Традиционно райская, экзотическая в туристских представлениях Испания, по которой Дорошевич путешествовал весной 1902 года, совсем иной предстает в его очерках: «Кто не видал Испании, тот не видал нищеты. Это не Испания, это — английская колония. Все знаменитые виноградники принадлежат англичанам <…> Государственные налоги съедают всё, — так что людям мало что остается есть». В Триане, рабочем предместье Севильи, «люди не живут, а существуют, — как существуют черви <…> Триана весь день закутана дымом фабрик и заводов. И эти фабрики отнимают у Трианы даже то, что подарила природа всей Испании, — воздух и ясное, голубое, безоблачное небо». Зато каждый год правительство устраивает разорительные лотереи, при помощи которых государство «беспрерывно обыгрывает народ». Поэтому «правительство и страна в Испании это не одно целое. Это два врага. Которые всё время борются».
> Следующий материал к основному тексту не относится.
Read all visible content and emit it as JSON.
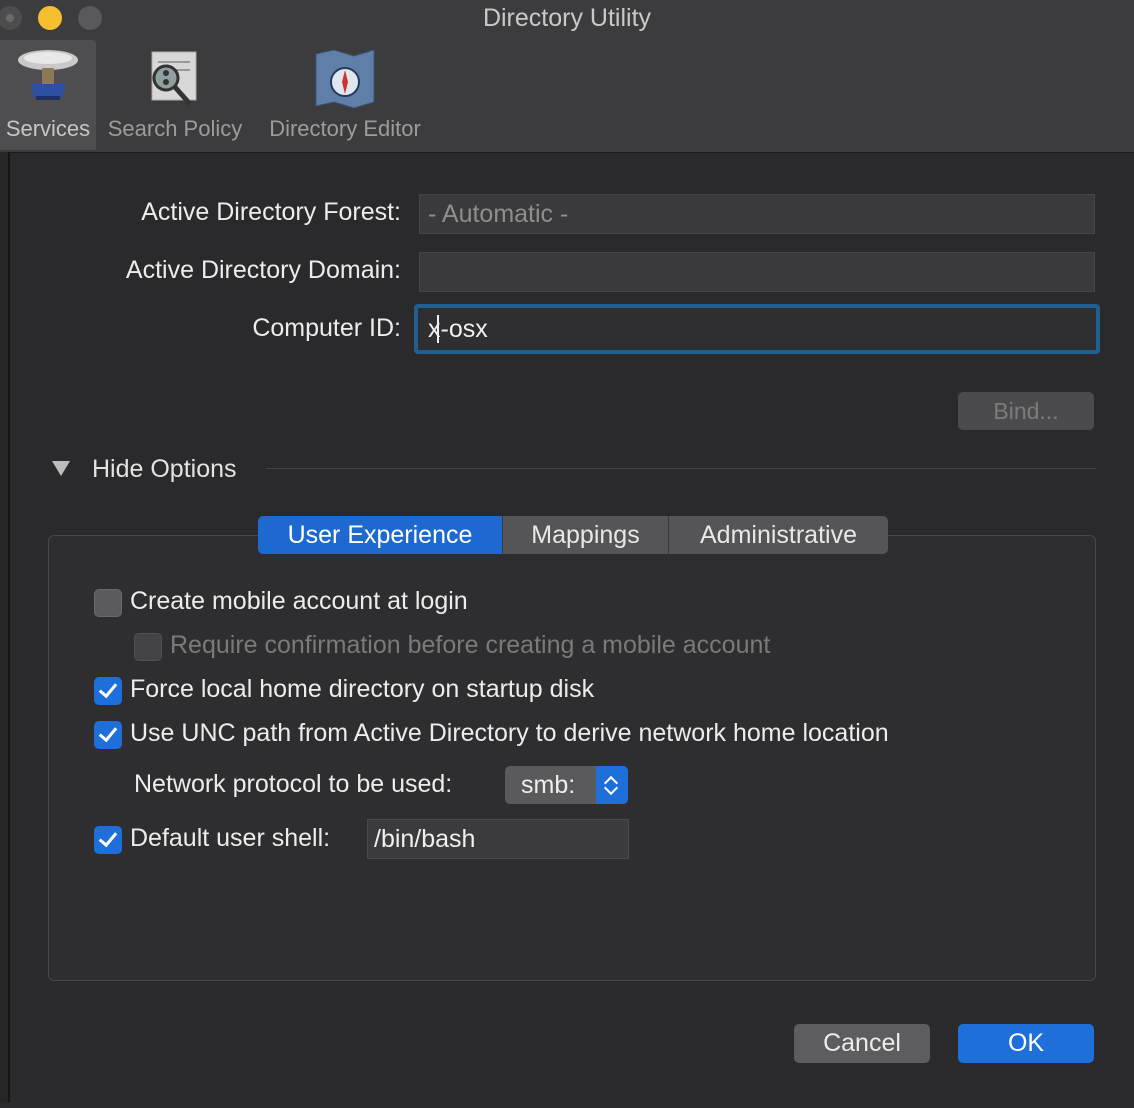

Тема, начатая в 1900 году фельетоном «Госпожа цивилизация», находит продолжение в развенчании понятия «двадцатый век» как символа человеческого прогресса, эры торжества гуманистических ценностей. «Культура, прогресс» — это всего лишь «слова, пустые как звон», это «лак, очень дешёвый и быстро портящийся», который покрывает «варварство Европы» и сходит на фоне тех же китайских событий, когда происходят «массовые, зверские убийства, грабежи, жгут библиотеки, разрушают храмы». «Свой Трансвааль» есть и у Германии, не останавливающейся перед преследованием в Познани даже польских детей и их матерей. Власти Пруссии проводили усиленную германизацию Восточной Силезии и живших там поляков, для чего ландтаг принял специальный закон, были случаи физического наказания детей, не желавших учиться Закону Божию на немецком языке. «И всё это после стольких веков христианства, после стольких великих людей и учителей, после стольких успехов знания и морали». Поэтому парижская Всемирная выставка представляется всего лишь «иронической улыбкой судьбы», «пышным праздником внешней культуры» того мира, который одновременно показывает себя «таким же грубым, жестоким, варварским, каким был много сот лет тому назад». «Век, когда, ведя войну, состязаются в варварстве и зверстве, когда мучение женщин и детей составляет государственное дело, — почему это двадцатый, а не один из самых мрачных, зверских, затхлых и удушливых средних веков?».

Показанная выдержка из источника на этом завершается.